In foreign angst, Stückemarkt playwright Konradin Kunze sets a German sort-of journalist in a sort-of Arabic country, war-torn and rundown and, simply put, not the way Kunze’s protagonist imagined it. The play explores the German „Angst“ (fear) of what’s strange to us, but Kunze says you can pronounce the title any way you like – although an English „foreign“ and German „Angst“ fits the piece’s multilingual leanings. After the reading of his play I talked with Kunze via Skype, that faithful friend that so often accompanies us when we travel far from home.
Warning: German ahead!
Below are some tidbits about Kunze and his work that didn’t fit into our Skype interview.
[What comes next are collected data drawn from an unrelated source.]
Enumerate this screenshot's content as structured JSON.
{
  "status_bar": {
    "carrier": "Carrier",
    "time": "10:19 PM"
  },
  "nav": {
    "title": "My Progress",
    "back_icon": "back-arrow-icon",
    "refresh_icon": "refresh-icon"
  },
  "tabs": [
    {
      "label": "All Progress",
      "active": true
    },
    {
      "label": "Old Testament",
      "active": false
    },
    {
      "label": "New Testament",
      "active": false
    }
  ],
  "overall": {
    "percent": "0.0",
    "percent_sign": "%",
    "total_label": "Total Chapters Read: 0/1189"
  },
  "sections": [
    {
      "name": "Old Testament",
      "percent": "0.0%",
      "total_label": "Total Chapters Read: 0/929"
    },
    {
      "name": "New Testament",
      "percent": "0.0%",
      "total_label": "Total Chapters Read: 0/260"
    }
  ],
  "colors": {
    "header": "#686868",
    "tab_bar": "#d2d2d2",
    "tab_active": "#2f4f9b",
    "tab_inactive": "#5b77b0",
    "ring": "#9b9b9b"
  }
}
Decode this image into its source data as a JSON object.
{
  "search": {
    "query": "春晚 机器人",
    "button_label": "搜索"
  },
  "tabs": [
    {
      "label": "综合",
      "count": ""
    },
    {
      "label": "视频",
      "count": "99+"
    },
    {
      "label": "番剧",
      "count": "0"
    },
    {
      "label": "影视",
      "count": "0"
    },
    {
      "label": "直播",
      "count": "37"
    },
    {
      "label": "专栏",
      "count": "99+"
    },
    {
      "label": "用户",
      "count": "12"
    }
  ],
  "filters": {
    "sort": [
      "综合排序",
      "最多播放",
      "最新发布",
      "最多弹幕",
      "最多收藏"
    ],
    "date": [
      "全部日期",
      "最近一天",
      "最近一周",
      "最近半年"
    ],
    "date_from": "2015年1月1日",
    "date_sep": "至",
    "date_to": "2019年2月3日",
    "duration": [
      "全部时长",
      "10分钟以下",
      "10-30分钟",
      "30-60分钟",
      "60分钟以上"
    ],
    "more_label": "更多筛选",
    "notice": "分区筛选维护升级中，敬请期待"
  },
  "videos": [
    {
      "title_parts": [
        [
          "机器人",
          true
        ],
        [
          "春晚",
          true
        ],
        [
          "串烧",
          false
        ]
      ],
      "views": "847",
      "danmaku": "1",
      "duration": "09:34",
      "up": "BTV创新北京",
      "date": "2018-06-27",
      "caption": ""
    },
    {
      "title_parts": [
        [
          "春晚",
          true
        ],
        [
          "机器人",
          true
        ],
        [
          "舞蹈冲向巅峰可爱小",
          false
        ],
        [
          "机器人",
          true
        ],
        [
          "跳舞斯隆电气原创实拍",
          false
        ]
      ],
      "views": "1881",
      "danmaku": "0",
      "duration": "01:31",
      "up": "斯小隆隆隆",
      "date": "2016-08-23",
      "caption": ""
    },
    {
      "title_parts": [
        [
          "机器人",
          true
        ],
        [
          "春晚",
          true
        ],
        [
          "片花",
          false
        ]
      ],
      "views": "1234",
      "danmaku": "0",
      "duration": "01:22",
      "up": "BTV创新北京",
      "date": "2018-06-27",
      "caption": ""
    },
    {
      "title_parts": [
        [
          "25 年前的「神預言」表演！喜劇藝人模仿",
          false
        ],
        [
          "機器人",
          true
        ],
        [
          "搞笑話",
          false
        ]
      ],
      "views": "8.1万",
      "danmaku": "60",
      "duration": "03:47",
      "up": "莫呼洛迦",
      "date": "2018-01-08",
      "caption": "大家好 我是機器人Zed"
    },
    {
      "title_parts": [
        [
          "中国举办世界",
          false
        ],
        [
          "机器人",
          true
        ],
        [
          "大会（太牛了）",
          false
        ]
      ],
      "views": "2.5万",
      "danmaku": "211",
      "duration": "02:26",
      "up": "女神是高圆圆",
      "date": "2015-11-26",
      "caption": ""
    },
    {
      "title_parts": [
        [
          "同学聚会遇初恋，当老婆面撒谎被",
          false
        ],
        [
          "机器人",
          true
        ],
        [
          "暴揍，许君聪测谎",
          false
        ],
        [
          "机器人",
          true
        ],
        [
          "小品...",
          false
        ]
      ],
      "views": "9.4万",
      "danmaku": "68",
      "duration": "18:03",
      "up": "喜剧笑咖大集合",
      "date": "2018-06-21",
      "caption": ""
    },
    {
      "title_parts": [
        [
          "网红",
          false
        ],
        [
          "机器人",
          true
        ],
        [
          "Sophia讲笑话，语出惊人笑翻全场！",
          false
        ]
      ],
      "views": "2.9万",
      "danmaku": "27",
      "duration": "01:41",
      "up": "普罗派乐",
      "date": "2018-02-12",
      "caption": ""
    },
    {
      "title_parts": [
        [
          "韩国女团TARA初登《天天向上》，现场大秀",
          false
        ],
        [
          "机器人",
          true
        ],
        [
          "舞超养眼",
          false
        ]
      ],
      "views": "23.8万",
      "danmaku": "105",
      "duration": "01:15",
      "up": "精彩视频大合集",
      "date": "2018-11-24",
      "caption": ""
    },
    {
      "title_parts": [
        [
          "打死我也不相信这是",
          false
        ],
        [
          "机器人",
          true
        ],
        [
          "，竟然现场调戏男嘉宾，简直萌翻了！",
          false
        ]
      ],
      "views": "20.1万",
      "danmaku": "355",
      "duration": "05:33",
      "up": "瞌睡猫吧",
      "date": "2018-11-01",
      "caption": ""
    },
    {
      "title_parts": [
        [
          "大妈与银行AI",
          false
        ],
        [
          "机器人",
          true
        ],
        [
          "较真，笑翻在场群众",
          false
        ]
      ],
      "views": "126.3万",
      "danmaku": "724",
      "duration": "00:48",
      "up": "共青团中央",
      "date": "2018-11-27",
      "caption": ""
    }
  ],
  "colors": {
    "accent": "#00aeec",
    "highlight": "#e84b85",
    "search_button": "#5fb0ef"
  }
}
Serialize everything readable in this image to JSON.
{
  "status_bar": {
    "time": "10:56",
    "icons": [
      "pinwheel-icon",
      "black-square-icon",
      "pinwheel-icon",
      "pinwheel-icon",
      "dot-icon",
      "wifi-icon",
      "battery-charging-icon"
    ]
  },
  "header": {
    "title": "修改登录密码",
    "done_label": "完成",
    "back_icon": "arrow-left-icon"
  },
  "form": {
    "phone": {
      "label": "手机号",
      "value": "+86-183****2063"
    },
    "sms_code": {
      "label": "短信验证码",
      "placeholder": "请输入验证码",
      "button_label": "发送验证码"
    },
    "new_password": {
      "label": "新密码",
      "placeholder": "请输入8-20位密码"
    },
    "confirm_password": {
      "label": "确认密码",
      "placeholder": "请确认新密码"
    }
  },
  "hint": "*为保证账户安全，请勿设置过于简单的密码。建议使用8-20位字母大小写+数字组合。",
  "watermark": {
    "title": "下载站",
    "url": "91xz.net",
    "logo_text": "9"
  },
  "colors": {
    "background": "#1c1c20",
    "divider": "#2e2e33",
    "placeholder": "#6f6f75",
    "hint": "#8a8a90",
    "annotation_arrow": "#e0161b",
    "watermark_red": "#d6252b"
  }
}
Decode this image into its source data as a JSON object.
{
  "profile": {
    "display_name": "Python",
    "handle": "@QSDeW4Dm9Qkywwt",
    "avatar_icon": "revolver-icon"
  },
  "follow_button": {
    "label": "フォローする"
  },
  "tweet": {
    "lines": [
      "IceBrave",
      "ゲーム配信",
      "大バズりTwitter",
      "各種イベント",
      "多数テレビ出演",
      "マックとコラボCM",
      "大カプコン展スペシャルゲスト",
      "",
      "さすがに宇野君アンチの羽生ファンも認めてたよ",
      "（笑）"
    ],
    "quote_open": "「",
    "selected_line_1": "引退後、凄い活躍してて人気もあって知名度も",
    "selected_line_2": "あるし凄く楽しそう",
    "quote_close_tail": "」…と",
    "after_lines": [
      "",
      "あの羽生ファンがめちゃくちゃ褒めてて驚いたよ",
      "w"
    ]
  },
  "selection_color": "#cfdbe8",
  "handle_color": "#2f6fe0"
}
1. How did you start doing what it is you’re doing? „I came to playwriting by accident,“ Kunze explained at the writers‘ panel. First an actor, he’d get ideas for things he wanted to direct; and because he was an actor, he had the contacts and the infrastructure to actually do it. Playwriting came one step after directing; foreign angst is Kunze’s first play written without a specific, pre-planned performance.
2. Where does your work come from? Experiences are important, and traveling, traveling, traveling is one of Kunze’s attempts to build up experiences. There’s a success record, too. Though certainly not autobiographical, foreign angst was inspired by an encounter Kunze had when he and his girlfriend were robbed in India. „What can you write about if you don’t have experiences?“
3. What are important themes in this particular piece? Foreignness/strangeness, misunderstanding, greed, helplessness, guilt, privilege.
4. Concrete biographical information, please! Kunze was born in Freiburg in 1977, studied acting at the School of Music and Theatre in Hanover and is a graduate of the European Animation Masterclass at the International Academy of Media and Arts, Halle. He has acted in over 40 productions in Freiburg, Hanover, Bremen and Hamburg. As a playwright he has featured in the following plays, some of which he has also directed himself: ‘Playback Life’ (2003), ‘Days different … nights too’ (2005, both together with Klaus Schumacher), ‘Paradise Now’ (2008, world premiere Junges Schauspielhaus Hamburg), ‘foreign angst’ (2010) and ‘A Small, Small World’ (2011, together with Sophia Stepf, world premiere Goethe-Institut Dhaka, Bangladesch). Other directing credits include ‘NippleJesus’ (2006) and ‘Bombel’ (world premiere 2009, Theater Plauen-Zwickau); he is currently directing ‘The Thirsty Ones’ by Wajdi Mouawad, which will premiere in April at Theater Bremen. From 2008 to 2010 he wrote and directed a number of film shorts, which were presented at various festivals. Kunze currently lives in Berlin and India.